PORT OF SPAIN, Trinidad (CMC) – The coalition People’s Partnership government is moving to tighten the conditions under which bail would be provided to persons with Attorney General Anand Ramlogan saying the new measures would result in bail being denied for 120 days to anyone accused and charged with a violent crime.
The government said the amendment to the Bail Act would also seek to deny bail to persons charged with sexual offences involving a child or young person.
“One strike and you are out. No bail,” Ramlogan told legislators on Friday as he piloted the new measures that would require a three-fifths majority vote for passage. But Opposition Legislator, Colm Imbert has signalled that the opposition would not support the move.

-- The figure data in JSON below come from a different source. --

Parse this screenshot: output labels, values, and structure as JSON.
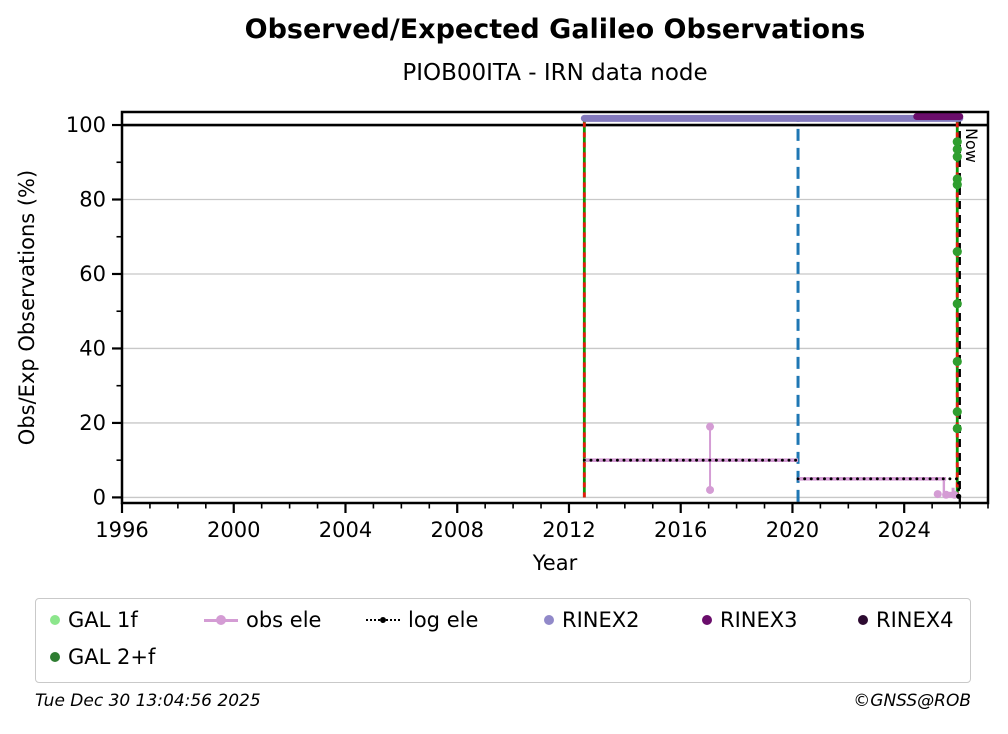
{
  "header": {
    "title": "Observed/Expected Galileo Observations",
    "subtitle": "PIOB00ITA - IRN data node"
  },
  "footer": {
    "timestamp": "Tue Dec 30 13:04:56 2025",
    "credit": "©GNSS@ROB"
  },
  "chart_data": {
    "type": "line",
    "title": "Observed/Expected Galileo Observations",
    "subtitle": "PIOB00ITA - IRN data node",
    "xlabel": "Year",
    "ylabel": "Obs/Exp Observations (%)",
    "xlim": [
      1996,
      2027
    ],
    "ylim": [
      -1.5,
      103.5
    ],
    "x_major_ticks": [
      1996,
      2000,
      2004,
      2008,
      2012,
      2016,
      2020,
      2024
    ],
    "x_minor_step": 1,
    "y_major_ticks": [
      0,
      20,
      40,
      60,
      80,
      100
    ],
    "y_minor_step": 10,
    "grid": true,
    "grid_color": "#c8c8c8",
    "reference_line": {
      "y": 100,
      "color": "#000000",
      "width": 2.6
    },
    "vlines": [
      {
        "name": "data-start",
        "x": 2012.55,
        "y0": 0,
        "y1": 102,
        "color": "#0a9a0a",
        "dash": "",
        "width": 2.8,
        "overlay": {
          "color": "#e8190f",
          "dash": "5 5"
        }
      },
      {
        "name": "rinex-version-change",
        "x": 2020.2,
        "y0": -1.2,
        "y1": 101,
        "color": "#1f77b4",
        "dash": "12 7",
        "width": 3
      },
      {
        "name": "data-end",
        "x": 2025.9,
        "y0": 0,
        "y1": 102,
        "color": "#0a9a0a",
        "dash": "",
        "width": 2.8,
        "overlay": {
          "color": "#e8190f",
          "dash": "5 5"
        }
      },
      {
        "name": "now",
        "x": 2025.99,
        "y0": -1.5,
        "y1": 103.5,
        "color": "#000000",
        "dash": "8 6",
        "width": 2.3,
        "label": "Now"
      }
    ],
    "series": [
      {
        "name": "RINEX2",
        "color": "#8379bd",
        "width": 7,
        "cap": "round",
        "segments": [
          [
            2012.55,
            101.8,
            2025.99,
            101.8
          ]
        ]
      },
      {
        "name": "RINEX3",
        "color": "#6a0d6b",
        "width": 7,
        "cap": "round",
        "segments": [
          [
            2024.45,
            102.3,
            2025.99,
            102.3
          ]
        ]
      },
      {
        "name": "obs ele",
        "color": "#d49cd4",
        "width": 3.6,
        "marker_r": 4,
        "segments": [
          [
            2012.55,
            10,
            2020.2,
            10
          ],
          [
            2020.2,
            5,
            2025.5,
            5
          ],
          [
            2017.05,
            2,
            2017.05,
            19,
            2
          ],
          [
            2025.42,
            0.4,
            2025.42,
            5,
            2.4
          ],
          [
            2025.42,
            0.7,
            2025.85,
            0.7,
            6
          ],
          [
            2025.75,
            0.4,
            2025.75,
            2.6,
            3
          ]
        ],
        "markers": [
          [
            2017.05,
            19
          ],
          [
            2017.05,
            2
          ],
          [
            2025.2,
            0.9
          ],
          [
            2025.5,
            0.7
          ],
          [
            2025.8,
            0.7
          ]
        ]
      },
      {
        "name": "log ele",
        "color": "#000000",
        "width": 2.9,
        "dash": "0.1 6.5",
        "cap": "round",
        "marker_r": 2.6,
        "segments": [
          [
            2012.55,
            10,
            2020.2,
            10
          ],
          [
            2020.2,
            5,
            2025.95,
            5
          ],
          [
            2025.95,
            0.3,
            2025.95,
            5
          ]
        ],
        "markers": [
          [
            2025.95,
            0.3
          ]
        ]
      },
      {
        "name": "GAL 2+f",
        "color": "#2f9e2f",
        "marker_r": 4.6,
        "points_x": 2025.9,
        "points_y": [
          95.5,
          93.5,
          91.5,
          85.5,
          84,
          66,
          52,
          36.5,
          23,
          18.5
        ]
      },
      {
        "name": "GAL 1f",
        "color": "#8ce68c",
        "marker_r": 4.6,
        "points_x": 2025.9,
        "points_y": []
      }
    ],
    "legend": [
      {
        "label": "GAL 1f",
        "marker": "dot",
        "color": "#8ce68c"
      },
      {
        "label": "obs ele",
        "marker": "line-dot",
        "color": "#d49cd4"
      },
      {
        "label": "log ele",
        "marker": "dotted-line",
        "color": "#000000"
      },
      {
        "label": "RINEX2",
        "marker": "dot",
        "color": "#9189c9"
      },
      {
        "label": "RINEX3",
        "marker": "dot",
        "color": "#6a0d6b"
      },
      {
        "label": "RINEX4",
        "marker": "dot",
        "color": "#2c0a30"
      },
      {
        "label": "GAL 2+f",
        "marker": "dot",
        "color": "#2e7d32"
      }
    ],
    "legend_position": "bottom",
    "now_label": "Now"
  }
}
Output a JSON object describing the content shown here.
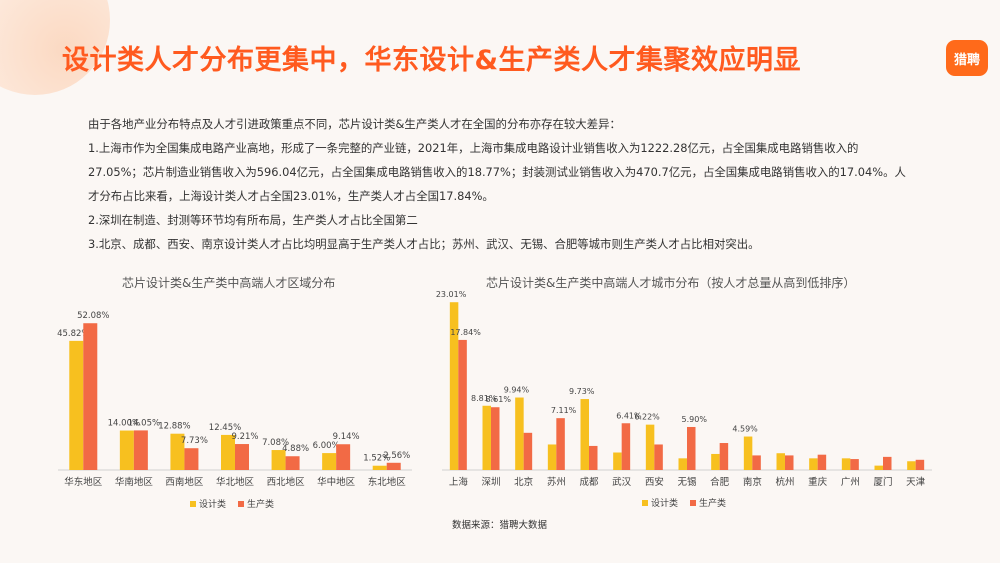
{
  "title": "设计类人才分布更集中，华东设计&生产类人才集聚效应明显",
  "logo_text": "猎聘",
  "intro": [
    "由于各地产业分布特点及人才引进政策重点不同，芯片设计类&生产类人才在全国的分布亦存在较大差异：",
    "1.上海市作为全国集成电路产业高地，形成了一条完整的产业链，2021年，上海市集成电路设计业销售收入为1222.28亿元，占全国集成电路销售收入的",
    "27.05%；芯片制造业销售收入为596.04亿元，占全国集成电路销售收入的18.77%；封装测试业销售收入为470.7亿元，占全国集成电路销售收入的17.04%。人",
    "才分布占比来看，上海设计类人才占全国23.01%，生产类人才占全国17.84%。",
    "2.深圳在制造、封测等环节均有所布局，生产类人才占比全国第二",
    "3.北京、成都、西安、南京设计类人才占比均明显高于生产类人才占比；苏州、武汉、无锡、合肥等城市则生产类人才占比相对突出。"
  ],
  "source": "数据来源：猎聘大数据",
  "colors": {
    "design": "#f7c01f",
    "production": "#f26a45",
    "title": "#ff5a1f"
  },
  "chart_data": [
    {
      "type": "bar",
      "title": "芯片设计类&生产类中高端人才区域分布",
      "categories": [
        "华东地区",
        "华南地区",
        "西南地区",
        "华北地区",
        "西北地区",
        "华中地区",
        "东北地区"
      ],
      "series": [
        {
          "name": "设计类",
          "values": [
            45.82,
            14.0,
            12.88,
            12.45,
            7.08,
            6.0,
            1.52
          ]
        },
        {
          "name": "生产类",
          "values": [
            52.08,
            14.05,
            7.73,
            9.21,
            4.88,
            9.14,
            2.56
          ]
        }
      ],
      "labels": {
        "设计类": [
          "45.82%",
          "14.00%",
          "12.88%",
          "12.45%",
          "7.08%",
          "6.00%",
          "1.52%"
        ],
        "生产类": [
          "52.08%",
          "14.05%",
          "7.73%",
          "9.21%",
          "4.88%",
          "9.14%",
          "2.56%"
        ]
      },
      "legend": "bottom",
      "ylim": [
        0,
        55
      ]
    },
    {
      "type": "bar",
      "title": "芯片设计类&生产类中高端人才城市分布（按人才总量从高到低排序）",
      "categories": [
        "上海",
        "深圳",
        "北京",
        "苏州",
        "成都",
        "武汉",
        "西安",
        "无锡",
        "合肥",
        "南京",
        "杭州",
        "重庆",
        "广州",
        "厦门",
        "天津"
      ],
      "series": [
        {
          "name": "设计类",
          "values": [
            23.01,
            8.81,
            9.94,
            3.5,
            9.73,
            2.4,
            6.22,
            1.6,
            2.2,
            4.59,
            2.3,
            1.6,
            1.6,
            0.6,
            1.2
          ]
        },
        {
          "name": "生产类",
          "values": [
            17.84,
            8.61,
            5.1,
            7.11,
            3.3,
            6.41,
            3.5,
            5.9,
            3.7,
            2.0,
            2.0,
            2.1,
            1.5,
            1.8,
            1.4
          ]
        }
      ],
      "labels": {
        "设计类": [
          "23.01%",
          "8.81%",
          "9.94%",
          "",
          "9.73%",
          "",
          "6.22%",
          "",
          "",
          "4.59%",
          "",
          "",
          "",
          "",
          ""
        ],
        "生产类": [
          "17.84%",
          "8.61%",
          "",
          "7.11%",
          "",
          "6.41%",
          "",
          "5.90%",
          "",
          "",
          "",
          "",
          "",
          "",
          ""
        ]
      },
      "legend": "bottom",
      "ylim": [
        0,
        24
      ]
    }
  ]
}
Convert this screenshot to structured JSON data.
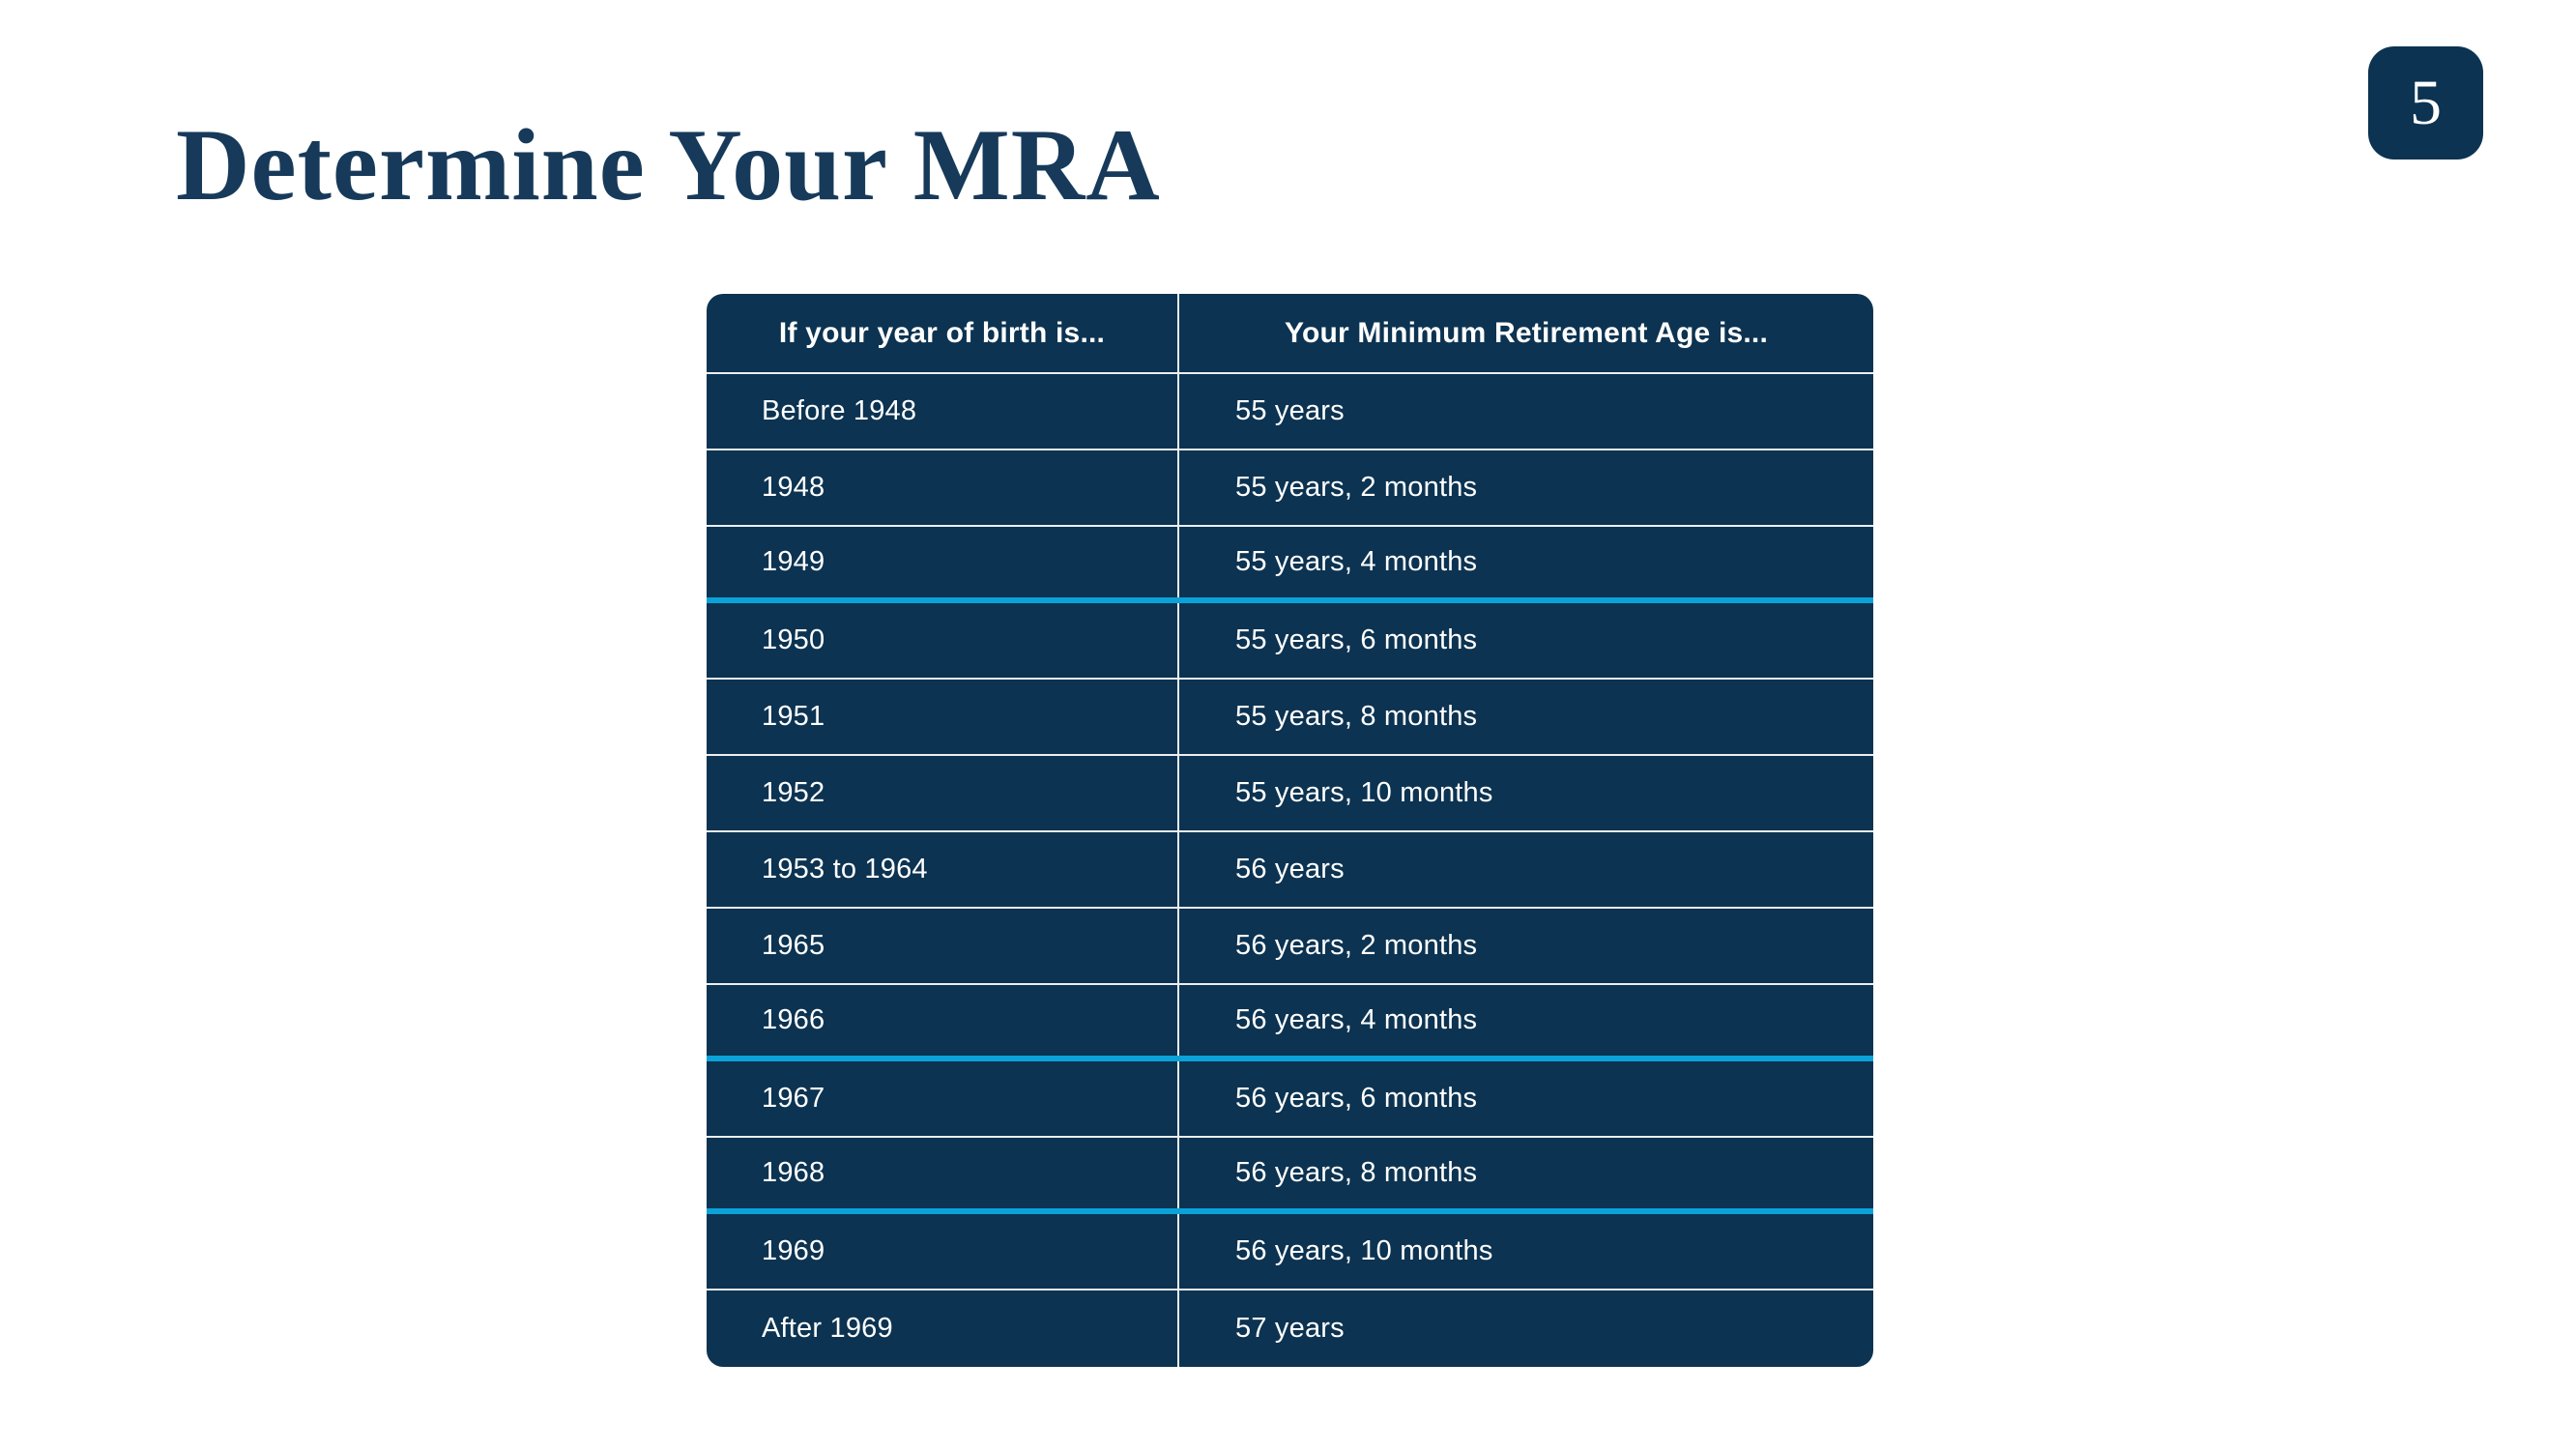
{
  "title": "Determine Your MRA",
  "page": {
    "number": "5"
  },
  "colors": {
    "table_navy": "#0c3351",
    "accent_cyan": "#0aa2d8",
    "title_navy": "#173a5a"
  },
  "table": {
    "headers": [
      "If your year of birth is...",
      "Your Minimum Retirement Age is..."
    ],
    "rows": [
      {
        "birth_year": "Before 1948",
        "mra": "55 years",
        "accent_below": false
      },
      {
        "birth_year": "1948",
        "mra": "55 years, 2 months",
        "accent_below": false
      },
      {
        "birth_year": "1949",
        "mra": "55 years, 4 months",
        "accent_below": true
      },
      {
        "birth_year": "1950",
        "mra": "55 years, 6 months",
        "accent_below": false
      },
      {
        "birth_year": "1951",
        "mra": "55 years, 8 months",
        "accent_below": false
      },
      {
        "birth_year": "1952",
        "mra": "55 years, 10 months",
        "accent_below": false
      },
      {
        "birth_year": "1953 to 1964",
        "mra": "56 years",
        "accent_below": false
      },
      {
        "birth_year": "1965",
        "mra": "56 years, 2 months",
        "accent_below": false
      },
      {
        "birth_year": "1966",
        "mra": "56 years, 4 months",
        "accent_below": true
      },
      {
        "birth_year": "1967",
        "mra": "56 years, 6 months",
        "accent_below": false
      },
      {
        "birth_year": "1968",
        "mra": "56 years, 8 months",
        "accent_below": true
      },
      {
        "birth_year": "1969",
        "mra": "56 years, 10 months",
        "accent_below": false
      },
      {
        "birth_year": "After 1969",
        "mra": "57 years",
        "accent_below": false
      }
    ]
  }
}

“This bill is going to incarcerate a person who is accused of a crime,” he said, reminding the Parliament that “when you are charged you are still presumed to be innocent”.
Moreover, Imbert said that Ramlogan was not prepared to present the legislation and recalled the recent statement by a senior official of the prison service here that in the remand yard built to accommodate 655 people now housed 1 156 people.
Ramlogan said Parliament had been slow to react to the crime situation and unresponsive to the cries of frustration from citizens. He said if one gang penetrated a community it became difficult for police to get information, as the gang would be secreted in the bosom of the community.